Sometimes it's not until you have guests over that it becomes immediately, alarmingly, clear that you've been using a most-silly do-for in the kitchen for some time. Suddenly, your Rube Goldberg kitchen contraption for making coffee seems so absurd when there's an audience. Am I the only one that sometimes continues using semi-functioning or bizarre processes in the kitchen just because it's habit? Why is this, when it's so easily fixed?
Take for instance the time a friend watched me make coffee for two. Using a plastic pour over filter positioned over a French press (sans press), I measured out pre-ground coffee that sat directly on top of a lovely, but non-functioning grinder. My friend peppered me with various totally logical questions such as: "Why are you making coffee in the silliest way imaginable?" "Why don't you use that grinder to have fresh coffee?" "Why don't you use your French press as a French press?"

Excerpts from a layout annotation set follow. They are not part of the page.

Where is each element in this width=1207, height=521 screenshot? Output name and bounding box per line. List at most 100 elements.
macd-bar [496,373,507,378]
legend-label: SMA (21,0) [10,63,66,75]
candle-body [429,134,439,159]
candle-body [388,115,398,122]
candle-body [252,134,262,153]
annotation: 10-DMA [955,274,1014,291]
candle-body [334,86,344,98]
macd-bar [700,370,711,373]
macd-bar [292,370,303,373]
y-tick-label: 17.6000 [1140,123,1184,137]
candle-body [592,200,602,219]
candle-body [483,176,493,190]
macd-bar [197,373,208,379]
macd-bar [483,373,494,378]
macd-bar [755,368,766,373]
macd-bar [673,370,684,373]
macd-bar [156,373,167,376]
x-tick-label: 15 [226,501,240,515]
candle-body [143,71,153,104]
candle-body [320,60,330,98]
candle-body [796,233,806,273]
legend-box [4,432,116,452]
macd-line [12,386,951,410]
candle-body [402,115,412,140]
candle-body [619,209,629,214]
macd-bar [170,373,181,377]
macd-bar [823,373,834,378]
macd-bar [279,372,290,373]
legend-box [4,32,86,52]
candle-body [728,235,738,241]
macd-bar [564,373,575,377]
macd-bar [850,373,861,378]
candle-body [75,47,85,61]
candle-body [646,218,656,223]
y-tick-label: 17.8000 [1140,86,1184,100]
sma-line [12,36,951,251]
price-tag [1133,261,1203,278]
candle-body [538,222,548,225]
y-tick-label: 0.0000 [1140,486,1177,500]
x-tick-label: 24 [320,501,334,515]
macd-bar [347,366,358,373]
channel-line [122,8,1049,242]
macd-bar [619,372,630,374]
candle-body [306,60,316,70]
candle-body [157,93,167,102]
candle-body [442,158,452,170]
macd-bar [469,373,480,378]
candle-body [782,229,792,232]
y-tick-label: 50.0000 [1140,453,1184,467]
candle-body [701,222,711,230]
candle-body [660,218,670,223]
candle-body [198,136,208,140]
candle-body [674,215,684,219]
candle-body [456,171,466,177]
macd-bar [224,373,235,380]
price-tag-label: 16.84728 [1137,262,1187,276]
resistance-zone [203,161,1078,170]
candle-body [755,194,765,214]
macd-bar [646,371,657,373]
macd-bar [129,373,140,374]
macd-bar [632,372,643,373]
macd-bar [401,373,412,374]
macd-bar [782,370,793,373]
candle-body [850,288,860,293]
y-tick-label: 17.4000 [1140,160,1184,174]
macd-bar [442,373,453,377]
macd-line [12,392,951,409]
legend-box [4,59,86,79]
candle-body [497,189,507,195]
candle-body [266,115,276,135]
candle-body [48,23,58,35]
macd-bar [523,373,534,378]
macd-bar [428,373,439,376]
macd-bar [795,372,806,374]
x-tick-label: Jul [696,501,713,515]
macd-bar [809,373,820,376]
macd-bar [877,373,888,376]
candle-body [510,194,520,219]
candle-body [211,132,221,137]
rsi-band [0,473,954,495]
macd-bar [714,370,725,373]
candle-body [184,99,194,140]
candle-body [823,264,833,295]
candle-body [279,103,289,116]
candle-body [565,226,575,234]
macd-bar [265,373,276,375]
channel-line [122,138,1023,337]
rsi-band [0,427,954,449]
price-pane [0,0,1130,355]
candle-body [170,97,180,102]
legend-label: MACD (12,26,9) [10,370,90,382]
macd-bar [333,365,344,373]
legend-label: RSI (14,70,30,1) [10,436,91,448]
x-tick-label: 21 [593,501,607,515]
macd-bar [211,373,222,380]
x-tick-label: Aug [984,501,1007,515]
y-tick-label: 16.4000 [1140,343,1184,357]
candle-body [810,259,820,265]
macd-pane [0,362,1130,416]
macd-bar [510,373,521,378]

Thus began the long tale about how even though I have a very nice, quality coffee grinder, it broke and remains stuck on the coarseness required for French press coffee. To save you the saga let's cut to the chase: the grinder was actually the root of all my problems, but I was avoiding fixing that because it was easier to use something that resembled a game of Mouse Trap instead.
The point is, all this was fixed when a friend gifted me a simple, one button grinder for Christmas. The grinder is simple, effective, and delightfully un-fancy in that there is no way it will malfunction anytime soon. And the result? Perfectly delicious coffee. Why hadn't I done this before?
Feeling liberated by something so simple, I've resolved to cut my kitchen losses in 2014 and work towards pitching out the things that aren't up to speed, one by one. Perhaps the replacements can't all be the best of the best, but that will come in time. Think about it: when you're buying a bed, the salesperson always points out that the average person spends a third of their life in bed, but how much time do I spend making coffee or cooking dinner or baking?
What items are you hoping to replace in 2014?